Congratulations to our 2016 grantees!
December 5, 2024
December 15, 2016
2016 Grantee, Skylar Fein, Legalize Me, 2015, Photo by Musa Alves.
Art Matters is pleased to announce the recipients of its 2016 grants to individual artists. The foundation awarded 26 grants of 5,000 and 10,000 USD for ongoing work and projects that break ground aesthetically and socially.
In addition to grants to individuals, Art Matters made a special grant to Lower Manhattan Cultural Council for Michael Richards: Winged, an exhibition of work by Richards, a 1995 grantee, who died tragically in his LMCC studio in the World Trade Center on 9/11.
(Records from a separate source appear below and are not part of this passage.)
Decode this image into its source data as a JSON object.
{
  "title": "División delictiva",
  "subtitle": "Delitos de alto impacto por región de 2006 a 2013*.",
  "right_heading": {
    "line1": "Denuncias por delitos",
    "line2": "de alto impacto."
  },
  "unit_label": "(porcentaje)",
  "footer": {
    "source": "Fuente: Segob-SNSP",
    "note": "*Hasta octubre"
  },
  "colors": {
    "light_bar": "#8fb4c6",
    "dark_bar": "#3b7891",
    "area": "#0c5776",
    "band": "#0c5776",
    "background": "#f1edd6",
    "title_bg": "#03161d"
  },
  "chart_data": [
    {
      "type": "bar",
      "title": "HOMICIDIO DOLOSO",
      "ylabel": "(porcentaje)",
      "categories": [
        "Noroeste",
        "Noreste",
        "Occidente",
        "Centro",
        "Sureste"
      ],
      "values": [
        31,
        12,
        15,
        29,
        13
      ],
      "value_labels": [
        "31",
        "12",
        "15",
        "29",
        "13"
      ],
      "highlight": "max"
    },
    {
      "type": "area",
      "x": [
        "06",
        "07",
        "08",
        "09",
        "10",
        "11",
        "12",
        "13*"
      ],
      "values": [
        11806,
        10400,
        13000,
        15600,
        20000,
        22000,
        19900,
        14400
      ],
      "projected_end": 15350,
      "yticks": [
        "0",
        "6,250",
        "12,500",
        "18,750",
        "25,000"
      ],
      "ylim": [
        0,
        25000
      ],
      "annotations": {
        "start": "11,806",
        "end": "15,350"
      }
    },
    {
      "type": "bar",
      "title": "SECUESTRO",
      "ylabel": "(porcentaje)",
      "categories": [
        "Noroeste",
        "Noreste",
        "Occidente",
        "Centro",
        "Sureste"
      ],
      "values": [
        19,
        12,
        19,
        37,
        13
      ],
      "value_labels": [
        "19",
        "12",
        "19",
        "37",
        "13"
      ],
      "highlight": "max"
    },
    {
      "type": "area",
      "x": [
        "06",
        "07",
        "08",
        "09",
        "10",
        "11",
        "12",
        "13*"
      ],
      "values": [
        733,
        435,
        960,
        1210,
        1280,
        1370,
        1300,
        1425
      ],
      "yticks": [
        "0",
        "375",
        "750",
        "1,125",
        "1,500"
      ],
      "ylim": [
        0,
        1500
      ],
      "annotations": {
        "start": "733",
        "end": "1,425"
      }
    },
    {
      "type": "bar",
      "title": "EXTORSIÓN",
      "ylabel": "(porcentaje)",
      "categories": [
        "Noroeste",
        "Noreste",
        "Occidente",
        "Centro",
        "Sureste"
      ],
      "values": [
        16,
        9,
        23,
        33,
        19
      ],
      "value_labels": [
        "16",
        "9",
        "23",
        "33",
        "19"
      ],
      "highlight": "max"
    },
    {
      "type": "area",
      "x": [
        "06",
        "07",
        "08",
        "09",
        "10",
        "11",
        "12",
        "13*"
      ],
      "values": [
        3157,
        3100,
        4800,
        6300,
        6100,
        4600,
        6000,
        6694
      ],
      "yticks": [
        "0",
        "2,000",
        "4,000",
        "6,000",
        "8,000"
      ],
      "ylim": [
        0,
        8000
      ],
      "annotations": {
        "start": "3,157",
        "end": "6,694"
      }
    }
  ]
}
In announcing the grants, Art Matters Director Sacha Yanow said, “We are thrilled to support this extraordinary group of artists from across the U.S. Their practices are diverse, engaging issues of social justice and experimenting with form. We feel their voices are particularly important at this moment in the world, and through our funding we hope to help amplify them.”
Sandra Haydee Alonso (El Paso, TX)
Wearable sculptural works that question borders, identity, and relationships.
Katrina Andry (New Orleans, LA)
Ongoing printmaking work involving vignettes that challenge racial stereotyping.
Sadie Barnette (Oakland, CA)
Work based on the FBI files and COINTELPRO’s surveillance of the artist's father and his activities with the Black Panthers.
Black Salt Collective (Oakland/Los Angeles, CA)
Ongoing performance and archiving work of this Black, Brown and Indigenous women artist collective.
Frank Chi (Washington DC)
New short film that remixes imagery from the women's suffrage movement.
Complex Movements (Detroit, MI)
Ongoing multi-media performance and installation work engaging community-led social justice movements in Detroit and beyond.
Michelle Dizon (Los Angeles, CA)
The Archive's Fold, an artist’s book that explores the politics of archives.
Skylar Fein (New Orleans, LA)
Ongoing work with Parisite, a community-based New Orleans skate park, and the youth who built it.
FORCE: Upsetting Rape Culture (Baltimore, MD)
Nuestra Tierra, Mi Cuerpo, a Monument Quilt display at the US/Mexico border in collaboration with La Casa Mandarina and Latinx survivors of rape and abuse.
Vanessa German (Pittsburgh, PA)
Museum of Resilience, a neighborhood art place centered around the global interconnectedness and power of human beings.
Harriet’s Apothecary (Brooklyn NY)
Ongoing work of this healing justice collective led by Black cis women, queer and trans healers, health professionals, artists and ancestors.
Taro Hattori (Richmond, CA)
Rolling Counterpoint, a mobile teahouse providing a platform for discussions around inequities within local communities.
Xandra Ibarra (Oakland, CA)
New performance about corporeal inhabitation, racialized skin and concealment in the age of surveillance.
Jellyfish Colectivo y Los Dos (El Paso, TX)
Collaborative traveling street art initiative along the US/Mexico border.
Amos Paul Kennedy Jr. (Detroit, MI)
Ongoing poster printing for concerts at Historically Black Colleges and Universities in the USA.
Young Joon Kwak (Los Angeles, CA)
New body of work involving trans performance objects.
Troy Michie (Brooklyn, NY)
Travel to El Paso towards the development of multi-disciplinary works inspired by the Zoot suit.
Holly Nordlum (Anchorage, AK)
Tupik Mi, a film and community based project dedicated to the revitalization of traditional tattooing amongst Inuit women.
Ahamefule Oluo (Seattle, WA)
Development of SUSAN, a theatrical performance about the artist's mother.
Laura Ortman (Brooklyn, NY)
Ongoing work involving the recording and collection of sounds, songs, stories and voices of Native Americans in New York City.
Otabenga Jones and Associates (Houston, TX)
Creation of an education and activity packet for the youth of Houston's historic Third Ward neighborhood.
Sondra Perry (Perth Amboy, NJ)
Video work involving the NCAA’s use of the artist’s twin brother’s likeness.
Dario Robleto (Houston, TX)
A body of work centered around the history of the heartbeat.
Tina Takemoto (San Francisco, CA)
The third in a trilogy of experimental films about queer Japanese life during American wartime imprisonment.
Rodrigo Valenzuela (Los Angeles, CA/Seattle, WA)
Video work about unpaid labor, volunteering, and internship culture.
Judith Walgren (San Francisco, CA)
Photographic and video work towards an alternate curriculum challenging existing K-5th grade California Mission studies.